Questions: Computerized Adaptive Testing and Dynamic Assessment
5 questions to test your understanding
Score: 0 / 5
Question 1 Multiple Choice
A CAT system's item bank was calibrated using only 50 responses per item rather than the recommended 300–1,000. What is the most likely consequence for the adaptive algorithm?
AThe test will consistently overestimate examinees' true ability since small calibration samples inflate discrimination parameters
BThe algorithm will default to fixed-length behavior, selecting items non-adaptively until calibration is refreshed
CBiased IRT parameter estimates will cause the algorithm to misestimate θ from early items, with each subsequent selection compounding the error
DThe test will automatically lengthen to compensate for the reduced precision of each item selection
CAT efficiency depends entirely on the accuracy of the IRT parameters stored in the item bank. If parameters are estimated from small samples, they carry substantial error — an item's true difficulty or discrimination may differ significantly from its calibrated value. When the algorithm selects items based on these wrong parameters, the θ estimate starts diverging from the examinee's true ability. Because each subsequent item selection uses the current θ estimate, errors propagate and compound rather than self-correcting. This is why large calibration samples are a non-negotiable requirement for CAT, not an efficiency concern.
Question 2 Multiple Choice
Why might a CAT administration take as many items as a fixed-length test, even though CAT is generally described as more efficient?
ACAT is only more efficient for average-ability examinees; high- and low-ability examinees always require more items
BPoorly designed stopping rules — such as requiring the standard error to drop below an overly stringent threshold — can require many more items than necessary before the test terminates
CItem exposure control forces the algorithm to use low-information items for security reasons, increasing the total items needed
DCAT is more efficient only when the ability distribution is known in advance; otherwise it defaults to fixed-length length
CAT's efficiency advantage is real but conditional. Stopping rules determine when enough information has been gathered. A rule that terminates when the standard error of θ falls below 0.20 will require far more items than one that terminates at 0.30 — and for examinees near decision boundaries (in pass/fail tests), precision requirements can demand many more items than average. A naive stopping rule (e.g., always administer exactly 20 items) ignores these dynamics. Efficient CAT design requires matching the stopping rule to the precision needs of the testing purpose.
Question 3 True / False
CAT usually produces shorter tests than fixed-length tests measuring the same construct with the same precision.
TTrue
FFalse
Answer: False
CAT typically achieves the same precision as a fixed-length test with 50–60% of the items — but only under good conditions: a well-calibrated item bank, appropriate stopping rules, and sufficient item diversity. Poor stopping rules can require more items than necessary; a small or poorly calibrated item bank limits the algorithm's options. In practice, CAT produces shorter tests than fixed-length tests only when designed and maintained carefully. The efficiency is conditional, not guaranteed.
Question 4 True / False
In a CAT system, a correct response to a difficult item provides more information about a high-ability examinee than the same correct response provides about a low-ability examinee.
TTrue
FFalse
Answer: True
This follows directly from item response theory. Each item's information function peaks at the ability level where the item is most discriminating — typically near the item's difficulty parameter. A difficult item has near-zero information for a low-ability examinee because they would almost certainly get it wrong regardless of small θ differences. For a high-ability examinee whose θ is near the item's difficulty, a correct response substantially narrows the ability estimate. This is why CAT routes hard items to examinees with high current θ estimates: those items carry maximal information there.
Question 5 Short Answer
Why does overexposure of high-discrimination items in a CAT system threaten test validity, and how does item exposure control address this?
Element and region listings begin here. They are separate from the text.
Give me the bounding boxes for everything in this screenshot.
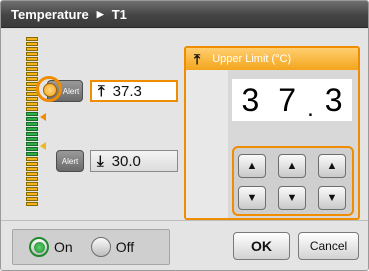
upper-limit-panel-header: ⤒ Upper Limit (°C) xyxy=(186,48,358,70)
level-segment xyxy=(26,172,38,176)
digit-tens: 7 xyxy=(268,79,306,121)
radio-on-label: On xyxy=(54,239,73,255)
level-segment xyxy=(26,192,38,196)
increment-digit-3-button[interactable]: ▲ xyxy=(318,154,346,178)
decrement-digit-1-button[interactable]: ▼ xyxy=(238,186,266,210)
digit-text: 7 xyxy=(278,81,297,118)
digit-hundreds: 3 xyxy=(232,79,269,121)
panel-side-area xyxy=(186,70,228,218)
level-segment xyxy=(26,127,38,131)
digit-stepper-group: ▲ ▲ ▲ ▼ ▼ ▼ xyxy=(232,146,354,216)
level-segment xyxy=(26,102,38,106)
radio-on-indicator xyxy=(29,237,49,257)
lower-alert-label: Alert xyxy=(61,156,79,166)
main-content: Alert ⤒ 37.3 Alert ⤓ 30.0 ⤒ Upper Limit … xyxy=(1,29,368,220)
upper-limit-value-field[interactable]: ⤒ 37.3 xyxy=(90,80,178,102)
upper-limit-panel-title: Upper Limit (°C) xyxy=(212,53,292,65)
channel-label: T1 xyxy=(111,6,127,22)
level-segment xyxy=(26,107,38,111)
digit-tenths: 3 xyxy=(315,79,353,121)
level-segment xyxy=(26,112,38,116)
level-segment xyxy=(26,132,38,136)
decimal-text: . xyxy=(307,95,314,122)
up-arrow-icon: ▲ xyxy=(286,160,298,172)
decrement-digit-3-button[interactable]: ▼ xyxy=(318,186,346,210)
level-segment xyxy=(26,47,38,51)
down-arrow-icon: ▼ xyxy=(246,192,258,204)
radio-off-label: Off xyxy=(115,239,135,255)
digit-text: 3 xyxy=(241,81,260,118)
cancel-button[interactable]: Cancel xyxy=(298,232,359,260)
device-screen: Temperature ▶ T1 Alert ⤒ 37.3 Alert ⤓ 30… xyxy=(0,0,369,271)
level-segment xyxy=(26,37,38,41)
footer-bar: On Off OK Cancel xyxy=(1,220,368,270)
lower-limit-marker-icon xyxy=(40,142,46,150)
upper-alert-label: Alert xyxy=(62,86,80,96)
level-segment xyxy=(26,67,38,71)
level-segment xyxy=(26,152,38,156)
level-segment xyxy=(26,117,38,121)
level-segment xyxy=(26,187,38,191)
level-segment xyxy=(26,197,38,201)
level-segment xyxy=(26,182,38,186)
lower-limit-value: 30.0 xyxy=(111,152,141,170)
title-bar: Temperature ▶ T1 xyxy=(1,1,368,28)
digit-text: 3 xyxy=(324,81,343,118)
level-segment xyxy=(26,137,38,141)
alert-knob-icon xyxy=(43,83,57,97)
down-arrow-icon: ▼ xyxy=(286,192,298,204)
lower-alert-button[interactable]: Alert xyxy=(56,150,84,172)
decrement-digit-2-button[interactable]: ▼ xyxy=(278,186,306,210)
upper-limit-icon: ⤒ xyxy=(194,50,201,67)
level-segment xyxy=(26,62,38,66)
alert-toggle-group: On Off xyxy=(12,229,170,265)
radio-on[interactable]: On xyxy=(29,237,73,257)
level-segment xyxy=(26,52,38,56)
temperature-level-bar xyxy=(26,37,38,209)
down-arrow-icon: ▼ xyxy=(326,192,338,204)
upper-limit-value: 37.3 xyxy=(112,82,142,100)
level-segment xyxy=(26,167,38,171)
upper-limit-panel: ⤒ Upper Limit (°C) 3 7 . 3 ▲ ▲ ▲ ▼ ▼ ▼ xyxy=(184,46,360,220)
level-segment xyxy=(26,202,38,206)
increment-digit-2-button[interactable]: ▲ xyxy=(278,154,306,178)
upper-limit-marker-icon xyxy=(40,113,46,121)
level-segment xyxy=(26,42,38,46)
level-segment xyxy=(26,72,38,76)
level-segment xyxy=(26,157,38,161)
lower-limit-icon: ⤓ xyxy=(97,152,104,170)
level-segment xyxy=(26,122,38,126)
increment-digit-1-button[interactable]: ▲ xyxy=(238,154,266,178)
lower-limit-value-field[interactable]: ⤓ 30.0 xyxy=(90,150,178,172)
up-arrow-icon: ▲ xyxy=(246,160,258,172)
level-segment xyxy=(26,142,38,146)
level-segment xyxy=(26,57,38,61)
selected-indicator-icon xyxy=(36,76,62,102)
level-segment xyxy=(26,147,38,151)
screen-title: Temperature xyxy=(11,6,89,22)
upper-limit-digits: 3 7 . 3 xyxy=(232,79,353,122)
radio-off-indicator xyxy=(90,237,111,257)
level-segment xyxy=(26,97,38,101)
up-arrow-icon: ▲ xyxy=(326,160,338,172)
level-segment xyxy=(26,77,38,81)
radio-off[interactable]: Off xyxy=(90,237,135,257)
decimal-point: . xyxy=(305,79,316,122)
ok-button[interactable]: OK xyxy=(233,232,290,260)
level-segment xyxy=(26,162,38,166)
right-triangle-icon: ▶ xyxy=(96,8,104,19)
upper-limit-icon: ⤒ xyxy=(98,82,105,100)
level-segment xyxy=(26,177,38,181)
Think about your answer, then reveal below.
Model answer: High-discrimination items are the algorithm's first choice for nearly every examinee because they provide maximum Fisher information across a wide ability range. Without constraints, a small subset of items would be selected repeatedly while most of the bank sits unused. Overexposed items become known to test-takers through item-sharing networks, allowing coached candidates to answer correctly regardless of true ability — inflating scores and destroying the validity of the measurement. Exposure control algorithms (like Sympson-Hetter) cap the probability that any item is selected at each administration, forcing the algorithm to use a broader range of items. This trades a small reduction in optimal efficiency for security and long-term validity.
Test security and measurement efficiency are in fundamental tension in CAT. The most efficient algorithm exploits the highest-information items every time; a secure algorithm distributes usage across the bank. Exposure control formalizes this tradeoff. The result is that real-world CAT systems are never operating at theoretical maximum efficiency — they are optimizing the combination of efficiency and item security within operational constraints.